SHSND Foundation News

News Archive

 

Two New Museum Exhibitions To Check Out On Your Next North Dakota Road Trip

Posted 7/27/21 (Tue)

By Kim Jondahl, Audience Engagement & Museum Director

 

Planning a road trip to central or northwestern North Dakota? Two new museum exhibitions are worth the drive! Explore the recently opened Sitting Bull and Ancient Earth: Ceramic Endeavors by Brad Bachmeier, both designed by our State Historical Society of North Dakota staff.

Sitting Bull exhibit panel

The opening panel of the Sitting Bull exhibition.

Sitting Bull, located in the Missouri-Yellowstone Confluence Interpretive Center near Williston, invites you to reflect on the life and legacy of the Hunkpapa Lakota leader who lived from 1831 to 1890. Sitting Bull (Tatanka Iyotake) was a loyal and wise champion of his people who continues to impact our culture today.

Intermingled throughout this telling of his life story are thought-provoking insights written by Ron His Horse Is Thunder, former president of Sitting Bull College and great-great-grandson of One Bull, a nephew and adopted son of Sitting Bull.

Sitting Bull is known worldwide by most people, and if you ask them what his legacy is you will receive many different opinions; their opinions will be guided upon their own perceptions of times when Sitting Bull was alive, as well as their thoughts on today’s current events. 

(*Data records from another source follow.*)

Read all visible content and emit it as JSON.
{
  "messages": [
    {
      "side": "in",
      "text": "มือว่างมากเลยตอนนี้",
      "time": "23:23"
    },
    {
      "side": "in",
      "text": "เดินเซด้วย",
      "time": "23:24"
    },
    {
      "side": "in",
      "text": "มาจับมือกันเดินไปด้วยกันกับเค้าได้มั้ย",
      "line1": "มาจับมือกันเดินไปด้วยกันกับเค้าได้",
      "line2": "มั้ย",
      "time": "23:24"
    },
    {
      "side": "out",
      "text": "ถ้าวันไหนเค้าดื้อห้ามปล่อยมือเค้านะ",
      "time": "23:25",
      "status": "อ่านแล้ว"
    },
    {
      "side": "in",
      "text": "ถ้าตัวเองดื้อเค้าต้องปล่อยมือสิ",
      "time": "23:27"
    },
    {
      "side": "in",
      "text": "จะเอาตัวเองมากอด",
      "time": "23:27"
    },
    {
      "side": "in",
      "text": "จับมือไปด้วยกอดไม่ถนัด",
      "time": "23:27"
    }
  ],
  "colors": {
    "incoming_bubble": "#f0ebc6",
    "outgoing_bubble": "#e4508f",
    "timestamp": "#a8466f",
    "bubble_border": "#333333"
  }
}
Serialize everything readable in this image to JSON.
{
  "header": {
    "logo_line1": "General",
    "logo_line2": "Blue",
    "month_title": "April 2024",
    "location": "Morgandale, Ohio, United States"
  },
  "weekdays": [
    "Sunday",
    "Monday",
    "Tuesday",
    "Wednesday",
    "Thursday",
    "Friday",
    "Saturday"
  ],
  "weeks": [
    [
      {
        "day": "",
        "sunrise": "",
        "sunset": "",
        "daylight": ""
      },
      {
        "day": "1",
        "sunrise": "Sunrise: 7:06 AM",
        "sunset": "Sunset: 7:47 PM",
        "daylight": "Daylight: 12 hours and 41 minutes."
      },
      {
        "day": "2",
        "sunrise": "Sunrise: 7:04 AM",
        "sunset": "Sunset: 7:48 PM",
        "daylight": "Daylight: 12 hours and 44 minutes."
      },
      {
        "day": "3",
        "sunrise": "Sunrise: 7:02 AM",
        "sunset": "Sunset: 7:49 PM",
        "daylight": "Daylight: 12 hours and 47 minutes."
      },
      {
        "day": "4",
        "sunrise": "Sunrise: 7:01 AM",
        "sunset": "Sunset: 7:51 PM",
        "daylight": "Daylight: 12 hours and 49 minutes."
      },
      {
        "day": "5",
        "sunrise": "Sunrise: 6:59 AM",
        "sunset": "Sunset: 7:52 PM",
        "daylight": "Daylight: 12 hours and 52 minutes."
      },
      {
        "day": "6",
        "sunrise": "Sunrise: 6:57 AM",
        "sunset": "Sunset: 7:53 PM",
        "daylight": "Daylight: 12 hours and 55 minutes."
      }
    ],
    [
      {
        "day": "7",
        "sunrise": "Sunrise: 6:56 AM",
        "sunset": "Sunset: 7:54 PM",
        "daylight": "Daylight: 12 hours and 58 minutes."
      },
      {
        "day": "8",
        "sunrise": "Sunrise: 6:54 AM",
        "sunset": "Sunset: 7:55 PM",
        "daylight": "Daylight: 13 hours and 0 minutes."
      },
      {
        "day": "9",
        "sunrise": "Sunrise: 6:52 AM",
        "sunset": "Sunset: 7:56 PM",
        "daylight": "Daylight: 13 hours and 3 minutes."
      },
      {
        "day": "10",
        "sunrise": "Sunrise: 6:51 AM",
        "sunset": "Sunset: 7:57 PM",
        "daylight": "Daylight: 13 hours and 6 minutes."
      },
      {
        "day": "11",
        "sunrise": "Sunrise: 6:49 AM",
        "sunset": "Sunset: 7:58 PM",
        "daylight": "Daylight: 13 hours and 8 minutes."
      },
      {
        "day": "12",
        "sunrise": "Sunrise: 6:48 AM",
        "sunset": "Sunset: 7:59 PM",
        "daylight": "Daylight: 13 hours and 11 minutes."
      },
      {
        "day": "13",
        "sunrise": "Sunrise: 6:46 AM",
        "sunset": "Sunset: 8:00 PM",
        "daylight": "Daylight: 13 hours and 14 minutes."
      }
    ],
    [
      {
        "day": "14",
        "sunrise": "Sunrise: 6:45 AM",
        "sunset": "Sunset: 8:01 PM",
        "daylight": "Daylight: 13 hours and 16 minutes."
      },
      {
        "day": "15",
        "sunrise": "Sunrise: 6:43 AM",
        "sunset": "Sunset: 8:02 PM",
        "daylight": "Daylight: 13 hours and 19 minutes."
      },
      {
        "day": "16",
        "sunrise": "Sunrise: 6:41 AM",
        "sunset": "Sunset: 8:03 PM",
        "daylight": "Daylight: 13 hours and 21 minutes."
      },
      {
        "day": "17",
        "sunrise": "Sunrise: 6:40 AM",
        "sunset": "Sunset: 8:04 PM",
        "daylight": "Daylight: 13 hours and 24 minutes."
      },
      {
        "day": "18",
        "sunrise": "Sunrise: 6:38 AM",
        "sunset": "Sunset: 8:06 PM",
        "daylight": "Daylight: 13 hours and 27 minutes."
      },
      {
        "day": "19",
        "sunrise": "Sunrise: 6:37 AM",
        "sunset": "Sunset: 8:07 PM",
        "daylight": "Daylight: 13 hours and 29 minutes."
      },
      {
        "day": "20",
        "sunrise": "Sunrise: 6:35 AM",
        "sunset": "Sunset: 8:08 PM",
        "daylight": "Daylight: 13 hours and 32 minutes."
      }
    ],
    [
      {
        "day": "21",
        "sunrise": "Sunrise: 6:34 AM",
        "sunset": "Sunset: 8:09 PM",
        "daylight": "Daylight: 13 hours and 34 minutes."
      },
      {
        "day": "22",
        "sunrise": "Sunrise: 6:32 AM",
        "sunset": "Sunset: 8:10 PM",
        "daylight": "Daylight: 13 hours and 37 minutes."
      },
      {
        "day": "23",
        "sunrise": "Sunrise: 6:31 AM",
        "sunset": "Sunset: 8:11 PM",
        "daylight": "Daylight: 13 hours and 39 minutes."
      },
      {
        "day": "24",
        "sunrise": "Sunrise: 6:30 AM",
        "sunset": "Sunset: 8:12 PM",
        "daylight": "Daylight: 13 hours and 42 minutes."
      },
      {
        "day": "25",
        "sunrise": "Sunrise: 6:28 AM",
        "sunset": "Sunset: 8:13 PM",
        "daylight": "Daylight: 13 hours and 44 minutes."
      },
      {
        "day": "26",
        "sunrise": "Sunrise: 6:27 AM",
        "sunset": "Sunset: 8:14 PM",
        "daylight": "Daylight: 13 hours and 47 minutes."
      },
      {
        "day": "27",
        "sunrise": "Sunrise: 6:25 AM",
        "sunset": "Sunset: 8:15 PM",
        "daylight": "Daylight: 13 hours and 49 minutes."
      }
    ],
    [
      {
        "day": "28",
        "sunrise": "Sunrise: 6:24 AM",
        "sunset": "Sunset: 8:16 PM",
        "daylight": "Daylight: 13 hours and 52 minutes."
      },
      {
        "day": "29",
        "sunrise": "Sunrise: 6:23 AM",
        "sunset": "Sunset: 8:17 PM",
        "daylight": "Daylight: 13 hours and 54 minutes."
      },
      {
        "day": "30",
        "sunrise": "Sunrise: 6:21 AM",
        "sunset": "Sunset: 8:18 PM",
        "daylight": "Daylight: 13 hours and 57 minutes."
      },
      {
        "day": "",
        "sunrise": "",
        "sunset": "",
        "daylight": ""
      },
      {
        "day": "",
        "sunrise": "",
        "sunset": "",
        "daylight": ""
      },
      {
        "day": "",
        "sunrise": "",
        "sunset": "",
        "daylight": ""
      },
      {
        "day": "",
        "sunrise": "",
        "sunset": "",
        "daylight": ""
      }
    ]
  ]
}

I believe that Sitting Bull was a great warrior who could be compassionate and humble, as well as ferocious and proud. One thing I do know is that he was not a medicine man as some describe him to be. He was a chief who practiced our spiritual ceremonies openly, and was given guidance by the creator. He was not a healer of people, for that is what a medicine man does. Sitting Bull never signed a treaty; never wanted to make war against the U.S. government, all he really wanted for he and his people was to be left alone. 

—Ron His Horse Is Thunder

The graphic design of this exhibition pops with vibrant unexpected colors and patterns. Curator of Collections Research Mark Halvorson and New Media Specialist DeAnne Billings were inspired by the colors of the intricate beadwork on a pipe bag once owned by Sitting Bull. While the artist of this beautiful handiwork is unknown, the bead colors became the rich hues flowing across this exhibition.

The graphic design of this exhibition pops with vibrant unexpected colors and patterns. Curator of Collections Research Mark Halvorson and New Media Specialist DeAnne Billings were inspired by the colors of the intricate beadwork on a pipe bag once owned by Sitting Bull. While the artist of this beautiful handiwork is unknown, the bead colors became the rich hues flowing across this exhibition.

Sitting Bull owned this pipe bag (circa 1870-1879) made of leather, glass, porcupine quill, and sinew. Note the beautiful colors and patterns, which influenced the graphic design of this exhibition. SHSND 12320

Assistant Curator of Collections Lori Nohner and New Media Specialist Andrew Kerr installing colorful panels.

Ancient Earth: Ceramic Endeavors by Brad Bachmeier is on exhibit through December 2021 at the State Museum in Bismarck. 

Ancient Earth: Ceramic Endeavors by Brad Bachmeier features 26 unique pieces of the Fargo artist’s work from the past 12 years. Bachmeier’s intricate artwork, on exhibit at the North Dakota Heritage Center & State Museum, displays his philosophical approach of “honoring humankind’s ancient and universal partnership with clay.” The artistic vessels tell stories about the universal concepts of accessibility, timelessness, and symbolic power. 

Image of a ceramic vessel with branch on the lid created by artist Brad Bachmeier.

Bachmeier’s numerous archaeological experiences and national park artist-in-residencies have influenced his choice of earth colors and shapes, as well as his passion for incorporating natural materials. Traditional and contemporary ceramic techniques are infused with reeds, cane, gold, rock, copper, and branches.

Bachmeier’s “The Pottery Graveyard.” 

In a delightful departure from most art exhibitions, Bachmeier offers a refreshingly honest glimpse at some of his artistic missteps over the years. He dryly refers to a hodgepodge of broken sherds in one exhibit case as “The Pottery Graveyard,” a testament to the difficulty and fragility of this 30,000-year-old craft. 

Bachmeier’s award-winning artwork can be found in private and public collections in every state. Along with his work as an artist, he is a professor and the program director of art education and art therapy at Minnesota State University Moorhead.  

Take a day to explore these two exhibitions and so much more at the ND Heritage Center & State Museum, the Missouri-Yellowstone Confluence Interpretive Center, and nearby Fort Buford. Check out a complete list of indoor and outdoor experiences waiting for you at our state historic sites at history.nd.gov/visit.